Poi, un pomeriggio, mentre tornava a casa, si fermò nei pressi del campo sportivo scolastico. In lontananza, i suoi compagni giocavano una partita di calcio. Spinta da un impulso, puntò l’obiettivo e scattò una foto. Non era interessata al gioco in sé, ma alle espressioni: la determinazione sul volto di Mattia, la gioia di Tommaso dopo un goal, la tensione di Cristian in difesa e la speranza negli occhi di Isabella. Fu in quei momenti che capì quanto amava la fotografia. Non era solo un
passatempo, non erano più «solo foto», ma un modo per vedere il mondo da
una prospettiva diversa, più intima e autentica. Le sue foto cominciarono a farsi notare. Andrea fu il primo a incoraggiarla a mostrarle in pubblico. «Potresti fare una mostra» le disse. «O almeno farle
vedere a qualcuno a scuola.» Un giorno, mentre fotografava un’altra partita, l’insegnante di educazione fisica si avvicinò a lei, incuriosito. «Posso vedere?» chiese.

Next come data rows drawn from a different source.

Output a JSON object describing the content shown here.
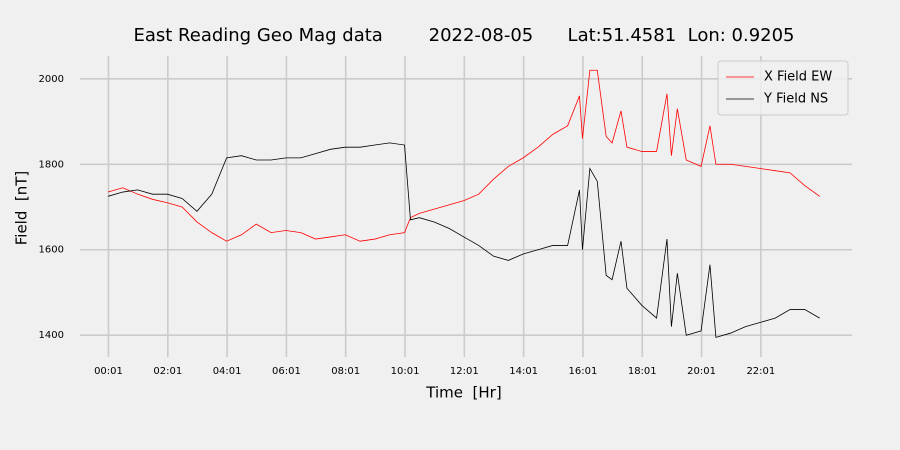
{
  "chart_data": {
    "type": "line",
    "title": "East Reading Geo Mag data        2022-08-05      Lat:51.4581  Lon: 0.9205",
    "xlabel": "Time  [Hr]",
    "ylabel": "Field  [nT]",
    "x": [
      0,
      0.5,
      1,
      1.5,
      2,
      2.5,
      3,
      3.5,
      4,
      4.5,
      5,
      5.5,
      6,
      6.5,
      7,
      7.5,
      8,
      8.5,
      9,
      9.5,
      10,
      10.2,
      10.5,
      11,
      11.5,
      12,
      12.5,
      13,
      13.5,
      14,
      14.5,
      15,
      15.5,
      15.9,
      16,
      16.25,
      16.5,
      16.8,
      17,
      17.3,
      17.5,
      18,
      18.5,
      18.85,
      19,
      19.2,
      19.5,
      20,
      20.3,
      20.5,
      21,
      21.5,
      22,
      22.5,
      23,
      23.5,
      24
    ],
    "series": [
      {
        "name": "X Field EW",
        "color": "#ff0000",
        "values": [
          1735,
          1745,
          1730,
          1718,
          1710,
          1700,
          1665,
          1640,
          1620,
          1635,
          1660,
          1640,
          1645,
          1640,
          1625,
          1630,
          1635,
          1620,
          1625,
          1635,
          1640,
          1675,
          1685,
          1695,
          1705,
          1715,
          1730,
          1765,
          1795,
          1815,
          1840,
          1870,
          1890,
          1960,
          1860,
          2020,
          2020,
          1865,
          1850,
          1925,
          1840,
          1830,
          1830,
          1965,
          1820,
          1930,
          1810,
          1795,
          1890,
          1800,
          1800,
          1795,
          1790,
          1785,
          1780,
          1750,
          1725
        ]
      },
      {
        "name": "Y Field NS",
        "color": "#000000",
        "values": [
          1725,
          1735,
          1740,
          1730,
          1730,
          1720,
          1690,
          1730,
          1815,
          1820,
          1810,
          1810,
          1815,
          1815,
          1825,
          1835,
          1840,
          1840,
          1845,
          1850,
          1845,
          1670,
          1675,
          1665,
          1650,
          1630,
          1610,
          1585,
          1575,
          1590,
          1600,
          1610,
          1610,
          1740,
          1600,
          1790,
          1760,
          1540,
          1530,
          1620,
          1510,
          1470,
          1440,
          1625,
          1420,
          1545,
          1400,
          1410,
          1565,
          1395,
          1405,
          1420,
          1430,
          1440,
          1460,
          1460,
          1440
        ]
      }
    ],
    "xlim": [
      -0.944,
      25.09
    ],
    "xticks": [
      {
        "value": 0.0167,
        "label": "00:01"
      },
      {
        "value": 2.0167,
        "label": "02:01"
      },
      {
        "value": 4.0167,
        "label": "04:01"
      },
      {
        "value": 6.0167,
        "label": "06:01"
      },
      {
        "value": 8.0167,
        "label": "08:01"
      },
      {
        "value": 10.0167,
        "label": "10:01"
      },
      {
        "value": 12.0167,
        "label": "12:01"
      },
      {
        "value": 14.0167,
        "label": "14:01"
      },
      {
        "value": 16.0167,
        "label": "16:01"
      },
      {
        "value": 18.0167,
        "label": "18:01"
      },
      {
        "value": 20.0167,
        "label": "20:01"
      },
      {
        "value": 22.0167,
        "label": "22:01"
      }
    ],
    "ylim": [
      1349,
      2044
    ],
    "yticks": [
      1400,
      1600,
      1800,
      2000
    ],
    "grid": true,
    "legend": "upper right"
  }
}
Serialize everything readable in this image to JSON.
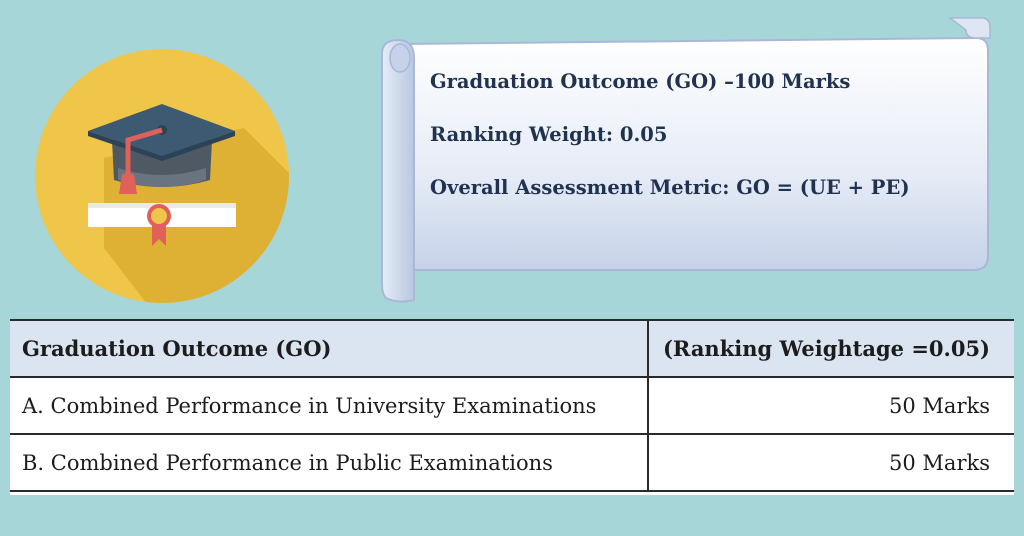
{
  "scroll": {
    "title_line": "Graduation Outcome (GO) –100 Marks",
    "weight_line": "Ranking Weight: 0.05",
    "metric_line": "Overall Assessment Metric: GO = (UE + PE)"
  },
  "table": {
    "headers": [
      "Graduation Outcome (GO)",
      "(Ranking Weightage =0.05)"
    ],
    "rows": [
      [
        "A. Combined Performance in University Examinations",
        "50 Marks"
      ],
      [
        "B.  Combined Performance in Public Examinations",
        "50 Marks"
      ]
    ]
  },
  "icon": {
    "name": "graduation-cap-diploma-icon"
  },
  "colors": {
    "background": "#a6d6d8",
    "icon_circle": "#efc54a",
    "cap": "#3e5a72",
    "tassel": "#e0605a",
    "scroll_text": "#1f3250",
    "table_header_bg": "#dbe4f1"
  }
}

Iris esitò un attimo, poi gli porse la macchina fotografica. L’uomo osservò le immagini in silenzio, poi annuì con un sorriso. «Hai un vero talento, Iris. Non è in campo, ma riesci a catturare lo spirito del gioco meglio di chiunque altro. Le tue foto parlano.»
Dopo qualche giorno, l’insegnante le propose ufficialmente di diventare la fotografa della scuola per gli eventi sportivi. Per la prima volta, Iris sentì il peso delle aspettative dissolversi, si sentì davvero parte di quel mondo. Non come atleta, ma come osservatrice, come narratrice di storie attraverso le immagini. Anche la sua famiglia la appoggiava, ed erano tutti più felici ora che anche lei aveva trovato la sua passione. Per la prima volta, Iris si sentì libera di essere se stessa, ed allo stesso tempo integrata.